Que as águas da barragem de Alqueva, o maior lago artificial da Europa, são uma mais valia para a região é ponto aceite. O espelho de água, com perto de mil quilómetros de margens, incentivou diversas atividades turísticas, entre elas as aquáticas. Prova-o a atividade na Marina da Amieira, no concelho alentejano de Portel, ponto de partida e chegada das embarcações que navegam a barragem. Desde junho de 2015, este recôndito do espelho de água, protegido de ventos e ondulação, acolhe uma experiência com vinhos empreendida por um produtor local com créditos firmados, a Adega da Ervideira.
Quinze mil garrafas, de um total de 32 mil unidades, de um vinho topo de gama do produtor, o Conde D´Ervideira DOC, Reserva Tinto de 2014, foram submersas a mais de 30 metros de profundidade. Uma adega natural que dispensa paredes, controlo artificial de temperatura e humidade, barricas ou inox. A três dezenas de metros abaixo da superfície de Alqueva há pouca luz, a temperatura mantêm-se constante, a 17ºC, e acresce um outro fator “a pressão, tão forte que sob o lacre a rolha é pressionada dentro do gargalo”, explica Duarte Leal da Costa, diretor executivo da Ervideira. Este responsável tem na mão uma, entre as milhares de garrafas que acabam de ser resgatadas do fundo da barragem.
As operações para reaver este Vinho da Água são morosas. “Obrigaram a implementar um bom sistema de colocação e retirada das garrafas da barragem”, explica o responsável da Ervideira.
A poucas dezenas de metros da margem uma equipa de resgate com mergulhadores afadigasse junto de uma embarcação. Mergulham com frequência em diferentes pontos. As caixas cinzentas que acondicionam, cada uma, algumas centenas de garrafas, não estão sinalizadas. Volvidos alguns minutos é dado o sinal. Foi encontrada uma caixa. Vai, em breve, juntar-se a outras duas já na margem. Entra em ação a equipa em terra. Uma operação que obriga a um veículo de tração e um trator.
Em poucos minutos este Conde D´Ervideira está em terra. Há oito meses que não vê a luz do dia. Um néctar que antes de conhecer a água estagiou em barricas de carvalho francês. Contas feitas são 20 meses de estágio em adega e na água. Aberta a caixa salta à vista o lacre que envolve os gargalos. “Houve um grande nível de certificação destes vinhos, nomeadamente do Instituto do Vinho e a Comissão Vitivinícola Regional do Alentejo ”, sublinha Duarte Leal da Costa. O homem que olhou para as margens de Alqueva e viu o potencial para diversificar o portfólio da empresa que em 2015 faturou 1,8 milhões de euros e produziu 600 mil garrafas de vinho. “Começámos por mergulhar vinho da colheita de 2008. Quando o tirámos da água percebemos que tinha ganho qualidade”. Estava mais "redondo", “macio”, nas palavras do diretor executivo da Ervideira. Um vinho produzido com as castas Touriga Nacional, Aragonez, Alicante Bouschet e Cabernet Sauvignon, vinificadas casta a casta.

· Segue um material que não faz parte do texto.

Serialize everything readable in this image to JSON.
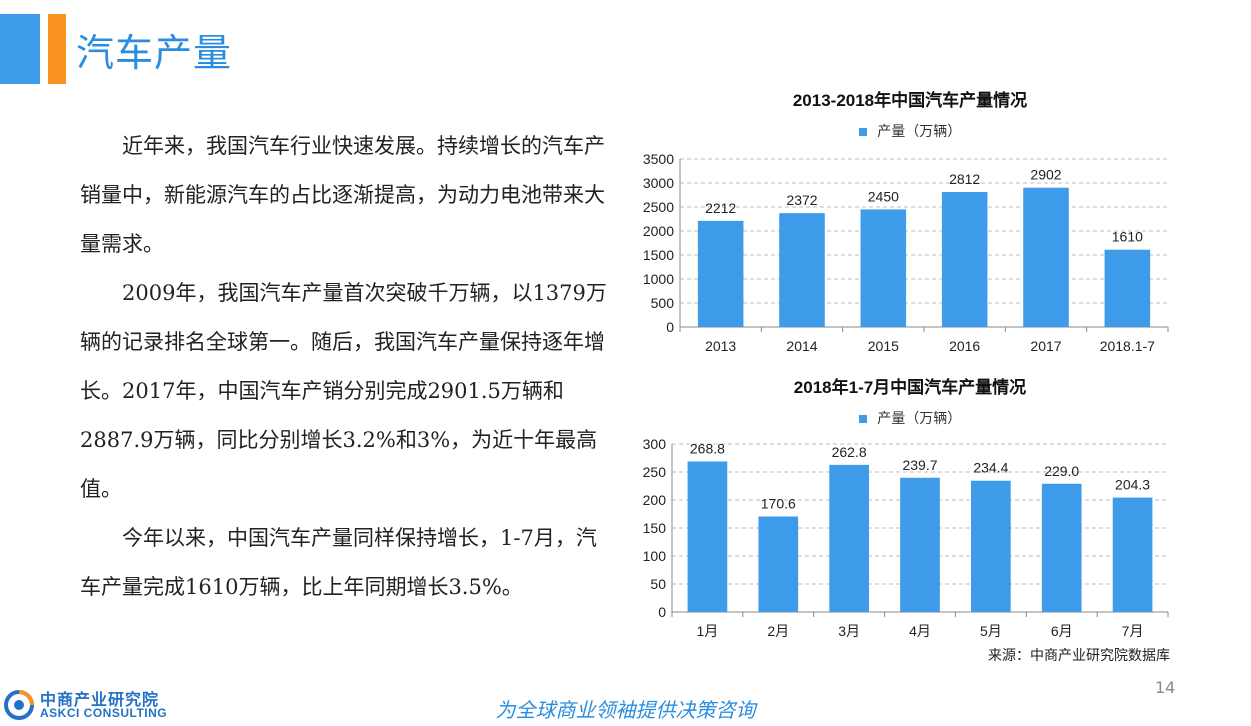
{
  "page": {
    "title": "汽车产量",
    "paragraphs": [
      "近年来，我国汽车行业快速发展。持续增长的汽车产销量中，新能源汽车的占比逐渐提高，为动力电池带来大量需求。",
      "2009年，我国汽车产量首次突破千万辆，以1379万辆的记录排名全球第一。随后，我国汽车产量保持逐年增长。2017年，中国汽车产销分别完成2901.5万辆和2887.9万辆，同比分别增长3.2%和3%，为近十年最高值。",
      "今年以来，中国汽车产量同样保持增长，1-7月，汽车产量完成1610万辆，比上年同期增长3.5%。"
    ],
    "source": "来源：中商产业研究院数据库",
    "page_number": "14",
    "slogan": "为全球商业领袖提供决策咨询",
    "logo_cn": "中商产业研究院",
    "logo_en": "ASKCI CONSULTING",
    "bar_color": "#3d9be9"
  },
  "chart_data": [
    {
      "type": "bar",
      "title": "2013-2018年中国汽车产量情况",
      "categories": [
        "2013",
        "2014",
        "2015",
        "2016",
        "2017",
        "2018.1-7"
      ],
      "series": [
        {
          "name": "产量（万辆）",
          "values": [
            2212,
            2372,
            2450,
            2812,
            2902,
            1610
          ]
        }
      ],
      "value_labels": [
        "2212",
        "2372",
        "2450",
        "2812",
        "2902",
        "1610"
      ],
      "ylim": [
        0,
        3500
      ],
      "yticks": [
        0,
        500,
        1000,
        1500,
        2000,
        2500,
        3000,
        3500
      ],
      "grid": true,
      "legend": "top"
    },
    {
      "type": "bar",
      "title": "2018年1-7月中国汽车产量情况",
      "categories": [
        "1月",
        "2月",
        "3月",
        "4月",
        "5月",
        "6月",
        "7月"
      ],
      "series": [
        {
          "name": "产量（万辆）",
          "values": [
            268.8,
            170.6,
            262.8,
            239.7,
            234.4,
            229.0,
            204.3
          ]
        }
      ],
      "value_labels": [
        "268.8",
        "170.6",
        "262.8",
        "239.7",
        "234.4",
        "229.0",
        "204.3"
      ],
      "ylim": [
        0,
        300
      ],
      "yticks": [
        0,
        50,
        100,
        150,
        200,
        250,
        300
      ],
      "grid": true,
      "legend": "top"
    }
  ]
}
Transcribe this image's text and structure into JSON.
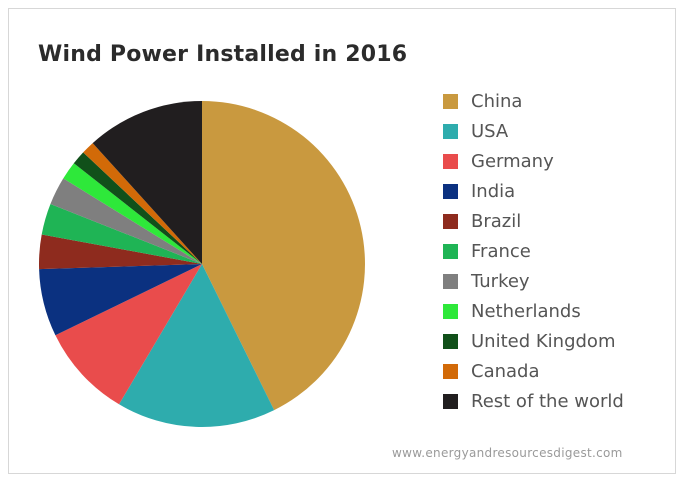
{
  "chart_data": {
    "type": "pie",
    "title": "Wind Power Installed in 2016",
    "legend_position": "right",
    "slices": [
      {
        "label": "China",
        "value": 42.7,
        "color": "#C9993F"
      },
      {
        "label": "USA",
        "value": 15.8,
        "color": "#2EACAD"
      },
      {
        "label": "Germany",
        "value": 9.3,
        "color": "#E94C4C"
      },
      {
        "label": "India",
        "value": 6.7,
        "color": "#0B3180"
      },
      {
        "label": "Brazil",
        "value": 3.4,
        "color": "#8E2B1E"
      },
      {
        "label": "France",
        "value": 3.1,
        "color": "#1FB455"
      },
      {
        "label": "Turkey",
        "value": 2.8,
        "color": "#7F7F7F"
      },
      {
        "label": "Netherlands",
        "value": 1.8,
        "color": "#2EE83A"
      },
      {
        "label": "United Kingdom",
        "value": 1.4,
        "color": "#11501A"
      },
      {
        "label": "Canada",
        "value": 1.3,
        "color": "#D26A08"
      },
      {
        "label": "Rest of the world",
        "value": 11.7,
        "color": "#211E1F"
      }
    ]
  },
  "source": "www.energyandresourcesdigest.com"
}
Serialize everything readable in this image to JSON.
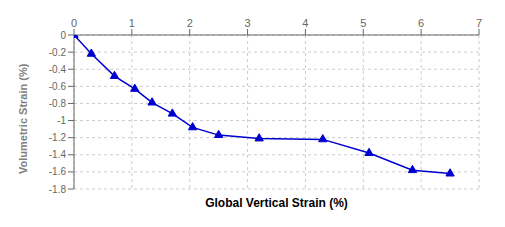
{
  "chart_data": {
    "type": "line",
    "xlabel": "Global Vertical Strain (%)",
    "ylabel": "Volumetric Strain (%)",
    "x": [
      0,
      0.3,
      0.7,
      1.05,
      1.35,
      1.7,
      2.05,
      2.5,
      3.2,
      4.3,
      5.1,
      5.85,
      6.5
    ],
    "values": [
      0,
      -0.22,
      -0.48,
      -0.63,
      -0.79,
      -0.92,
      -1.08,
      -1.17,
      -1.21,
      -1.22,
      -1.38,
      -1.58,
      -1.62
    ],
    "color": "#0000CD",
    "marker": "triangle",
    "xlim": [
      0,
      7
    ],
    "ylim": [
      -1.8,
      0
    ],
    "xticks": [
      0,
      1,
      2,
      3,
      4,
      5,
      6,
      7
    ],
    "yticks": [
      0,
      -0.2,
      -0.4,
      -0.6,
      -0.8,
      -1.0,
      -1.2,
      -1.4,
      -1.6,
      -1.8
    ],
    "grid": true
  }
}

Este Conde D´Ervideira 2014 casa bem à mesa com carnes vermelhas, pato, pratos de bacalhau. Uma referência que vai estar à venda em garrafeiras e que chega às mãos do consumidor a 19,00 euros a garrafa. Mais três euros do que o vinho homónimo que não viu água. De acordo com Duarte Leal da Costa, “uma variação de preço que se justifica pela mais valia que o produto apresenta. Uma diferença que não reflete o investimento que acresce a produção destas 30 mil garrafas de Vinho da Água”.
Esta não é a primeira experiência no nosso país que estagiou em água. Já antes foi tentada, sem sucesso, em Foz Coa. No estrangeiro, a região de Champagne também colocou vinhos no Mediterrâneo. Também aqui sem resultados positivos. Duarte Leal da Costa acredita que o Vinho da Água irá resultar em Alqueva porque “já foi testado em situações anteriores com sucesso. Prova de que estamos frente a um produto consistente é estarmos a provar esta primeira colheita”.
Para além do mercado nacional, este Vinho da Água vai ser exportado para o Luxemburgo, Bélgica, Alemanha e Suíça. Na calha estão encomendas para a Finlândia, Hong Kong e Brasil.